Alas, that spell was far from perfect, albeit for reasons altogether independent of Slowdive themselves. Shoegaze as a genre was never (and should never be) predicated on compromise: that the sound system was set up as quietly as it was, therefore, was something of a disappointment. The physical sensation of the waves lapping over the audience was absent, and the tactile internalisation of the wall of sound and its insistent yet ever changing rhythm equally so except perhaps at the most intense of moments, and this despite my being at the front next to the PA. It may seem like a minor point, but in fact this multi-sensory assault is part of what grants shoegaze its spine-tingle inducing properties, just as the ability to feel the bottom end pumping through the floor and through your bones gives techno its physical edge.
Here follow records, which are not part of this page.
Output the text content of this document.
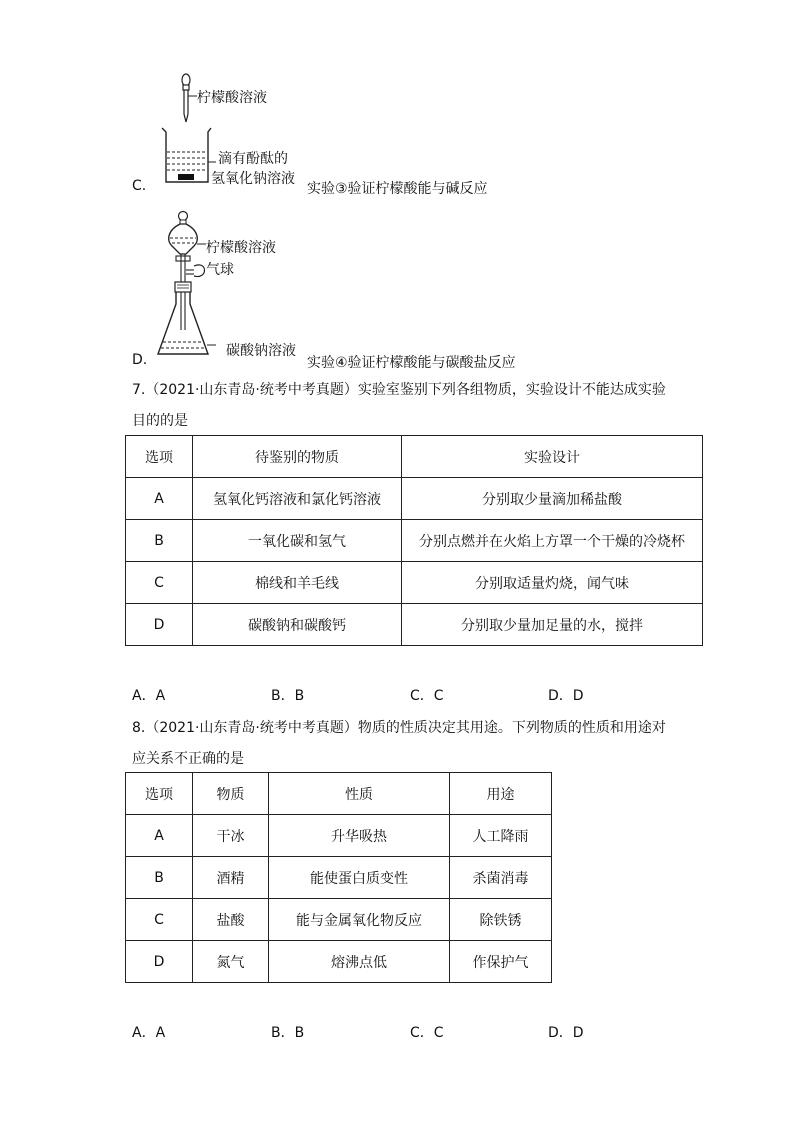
柠檬酸溶液
滴有酚酞的
氢氧化钠溶液
C.	实验③验证柠檬酸能与碱反应
柠檬酸溶液
气球
碳酸钠溶液
D.	实验④验证柠檬酸能与碳酸盐反应
7.（2021·山东青岛·统考中考真题）实验室鉴别下列各组物质，实验设计不能达成实验
目的的是
选项	待鉴别的物质	实验设计
A	氢氧化钙溶液和氯化钙溶液	分别取少量滴加稀盐酸
B	一氧化碳和氢气	分别点燃并在火焰上方罩一个干燥的冷烧杯
C	棉线和羊毛线	分别取适量灼烧，闻气味
D	碳酸钠和碳酸钙	分别取少量加足量的水，搅拌
A．A	B．B	C．C	D．D
8.（2021·山东青岛·统考中考真题）物质的性质决定其用途。下列物质的性质和用途对
应关系不正确的是
选项	物质	性质	用途
A	干冰	升华吸热	人工降雨
B	酒精	能使蛋白质变性	杀菌消毒
C	盐酸	能与金属氧化物反应	除铁锈
D	氮气	熔沸点低	作保护气
A．A	B．B	C．C	D．D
Nonetheless, it was undeniably heartening to see a band like Slowdive, much maligned by the Britpop-loving press in their first iteration, receive a healthy measure of critical vindication with the rapturous reception the O2 crowd gave them, and that after so long their powers should be undiminished and perhaps even augmented. Only the most cynical of poptimists would deny their exposure to a new generation of fans to be a cause for unalloyed joy.